Based on this study, dose- response of the curve for radiation-induced cataracts is a upward concave liner-quadratic curve with any threshold dose. Wilde et al., [ 17 ] studied the cataract formation in adults whose eye lenses were irradiated with radium-226. Many years in their study, 20 children (age 2-13 months) with hemangioma of the eyelid and surrounding tissue irradiated with gamma rays of radium-226 sources were examined at the age of 31 to 46 years by Slit-lamp. In their study, the eye lens with an average dose of 1-8 Gy suffered from cataract, and the minimum dose to cause turbidity was obtained as 0.1Gy [ 17 ]. In a clinical study of cataract caused by acute exposure, radiation dose for induction of opacity in eye lenses was obtained as 1.3 Gy [ 18 ]. Dig et al., [ 19 ] have reported the observed dose of 4-15 Gy for cataract formation in patients who received whole body radiation. ICRP No. 60 in 1990 and 103 in 2007, published tolerance dose of 2 Gy in chronic exposure and 4 Gy in acute radiation for cataract formation [ 11 , 10 ]. In another study, absorbed doses of 3 Gy with threshold dose of about 0.8 Gy have been reported for atomic bomb survivors two years after exposure to ionizing radiation [ 20 ]. The International Committee of Radiobiological Protection at No. 118 (2011) has reported the lowest dose of about 0.5 Gy as a threshold dose for inducing cataract in lens [ 10 ]. Based on the review conducted in 2009 by Ainsbury et al., [ 21 ] it has been reported that the threshold dose has a decreasing trend, and cataract is a definite effect which can be more accurately definable by a linear model without threshold.
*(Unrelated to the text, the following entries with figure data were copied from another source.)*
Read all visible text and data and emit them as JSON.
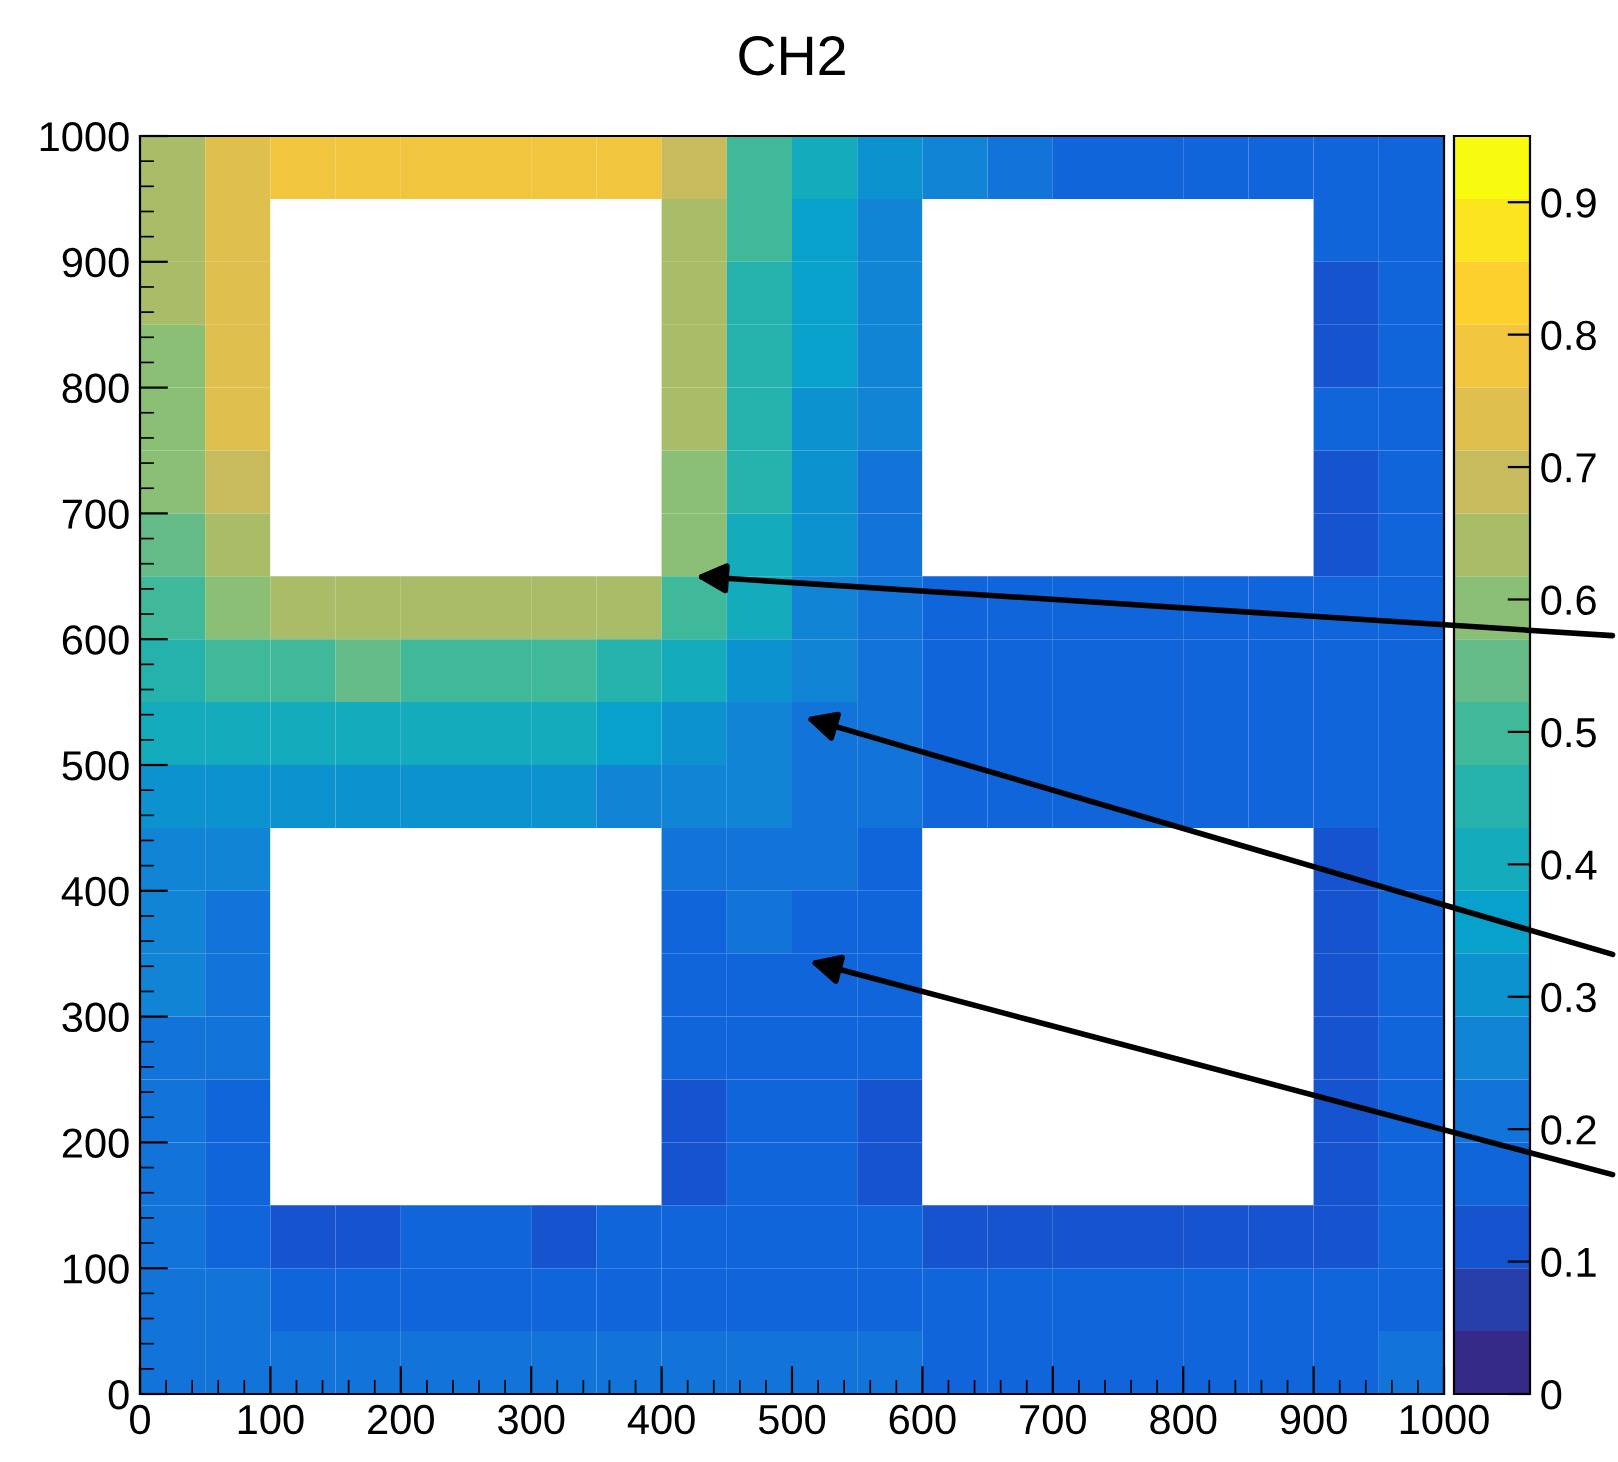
{
  "chart_data": {
    "type": "heatmap",
    "title": "CH2",
    "xlim": [
      0,
      1000
    ],
    "ylim": [
      0,
      1000
    ],
    "xticks": [
      0,
      100,
      200,
      300,
      400,
      500,
      600,
      700,
      800,
      900,
      1000
    ],
    "yticks": [
      0,
      100,
      200,
      300,
      400,
      500,
      600,
      700,
      800,
      900,
      1000
    ],
    "clim": [
      0,
      0.95
    ],
    "cticks": [
      0,
      0.1,
      0.2,
      0.3,
      0.4,
      0.5,
      0.6,
      0.7,
      0.8,
      0.9
    ],
    "grid": false,
    "cells": [
      [
        0.62,
        0.72,
        0.8,
        0.8,
        0.8,
        0.8,
        0.8,
        0.8,
        0.7,
        0.5,
        0.38,
        0.3,
        0.24,
        0.2,
        0.18,
        0.18,
        0.18,
        0.18,
        0.17,
        0.17
      ],
      [
        0.62,
        0.74,
        null,
        null,
        null,
        null,
        null,
        null,
        0.66,
        0.48,
        0.36,
        0.28,
        null,
        null,
        null,
        null,
        null,
        null,
        0.15,
        0.17
      ],
      [
        0.62,
        0.74,
        null,
        null,
        null,
        null,
        null,
        null,
        0.64,
        0.47,
        0.35,
        0.27,
        null,
        null,
        null,
        null,
        null,
        null,
        0.14,
        0.17
      ],
      [
        0.61,
        0.73,
        null,
        null,
        null,
        null,
        null,
        null,
        0.63,
        0.46,
        0.34,
        0.26,
        null,
        null,
        null,
        null,
        null,
        null,
        0.14,
        0.17
      ],
      [
        0.6,
        0.72,
        null,
        null,
        null,
        null,
        null,
        null,
        0.62,
        0.45,
        0.33,
        0.25,
        null,
        null,
        null,
        null,
        null,
        null,
        0.15,
        0.17
      ],
      [
        0.58,
        0.7,
        null,
        null,
        null,
        null,
        null,
        null,
        0.6,
        0.43,
        0.31,
        0.23,
        null,
        null,
        null,
        null,
        null,
        null,
        0.13,
        0.17
      ],
      [
        0.55,
        0.66,
        null,
        null,
        null,
        null,
        null,
        null,
        0.58,
        0.4,
        0.29,
        0.22,
        null,
        null,
        null,
        null,
        null,
        null,
        0.13,
        0.17
      ],
      [
        0.5,
        0.58,
        0.65,
        0.66,
        0.64,
        0.63,
        0.63,
        0.62,
        0.52,
        0.38,
        0.28,
        0.21,
        0.18,
        0.17,
        0.17,
        0.17,
        0.17,
        0.17,
        0.16,
        0.17
      ],
      [
        0.44,
        0.48,
        0.52,
        0.53,
        0.52,
        0.51,
        0.5,
        0.47,
        0.42,
        0.33,
        0.26,
        0.2,
        0.18,
        0.18,
        0.18,
        0.18,
        0.18,
        0.18,
        0.18,
        0.18
      ],
      [
        0.38,
        0.4,
        0.42,
        0.42,
        0.42,
        0.41,
        0.4,
        0.37,
        0.33,
        0.28,
        0.23,
        0.2,
        0.18,
        0.18,
        0.18,
        0.18,
        0.18,
        0.18,
        0.18,
        0.18
      ],
      [
        0.32,
        0.32,
        0.32,
        0.31,
        0.31,
        0.31,
        0.3,
        0.28,
        0.26,
        0.24,
        0.21,
        0.19,
        0.17,
        0.17,
        0.17,
        0.17,
        0.17,
        0.17,
        0.17,
        0.18
      ],
      [
        0.27,
        0.24,
        null,
        null,
        null,
        null,
        null,
        null,
        0.19,
        0.2,
        0.19,
        0.17,
        null,
        null,
        null,
        null,
        null,
        null,
        0.14,
        0.17
      ],
      [
        0.25,
        0.22,
        null,
        null,
        null,
        null,
        null,
        null,
        0.18,
        0.19,
        0.18,
        0.17,
        null,
        null,
        null,
        null,
        null,
        null,
        0.14,
        0.17
      ],
      [
        0.24,
        0.21,
        null,
        null,
        null,
        null,
        null,
        null,
        0.17,
        0.18,
        0.18,
        0.16,
        null,
        null,
        null,
        null,
        null,
        null,
        0.14,
        0.17
      ],
      [
        0.23,
        0.2,
        null,
        null,
        null,
        null,
        null,
        null,
        0.16,
        0.18,
        0.18,
        0.15,
        null,
        null,
        null,
        null,
        null,
        null,
        0.13,
        0.17
      ],
      [
        0.22,
        0.17,
        null,
        null,
        null,
        null,
        null,
        null,
        0.13,
        0.17,
        0.17,
        0.13,
        null,
        null,
        null,
        null,
        null,
        null,
        0.12,
        0.16
      ],
      [
        0.21,
        0.15,
        null,
        null,
        null,
        null,
        null,
        null,
        0.13,
        0.17,
        0.17,
        0.12,
        null,
        null,
        null,
        null,
        null,
        null,
        0.12,
        0.16
      ],
      [
        0.21,
        0.18,
        0.14,
        0.14,
        0.17,
        0.15,
        0.14,
        0.16,
        0.18,
        0.18,
        0.18,
        0.15,
        0.12,
        0.12,
        0.13,
        0.13,
        0.12,
        0.12,
        0.13,
        0.17
      ],
      [
        0.2,
        0.19,
        0.18,
        0.18,
        0.18,
        0.18,
        0.18,
        0.18,
        0.18,
        0.18,
        0.18,
        0.17,
        0.16,
        0.15,
        0.15,
        0.15,
        0.15,
        0.16,
        0.17,
        0.18
      ],
      [
        0.2,
        0.19,
        0.19,
        0.19,
        0.19,
        0.19,
        0.19,
        0.19,
        0.19,
        0.19,
        0.19,
        0.19,
        0.18,
        0.18,
        0.18,
        0.18,
        0.18,
        0.18,
        0.18,
        0.19
      ]
    ]
  }
}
In another study, the prevalence of cataract 12 to14 years after exposure among Chernobyl workers has been studied; and as a result, a liner-quadratic curve with upward concavity was proposed for radiation-induced cataract [ 22 ]. It is recommended that all patients with head and neck cancers, even when the eyes are located outside the radiation field, should be protected using eye shields.

Conclusion

The opacity can appear within 3 months after radiation therapy of head and neck cancers. Radiation-induced cataract is a definite effect, its dose-response curve is liner-quadratic with no threshold dose. Radiation-induced cataracts ordinarily include subcapsule, cortical and central.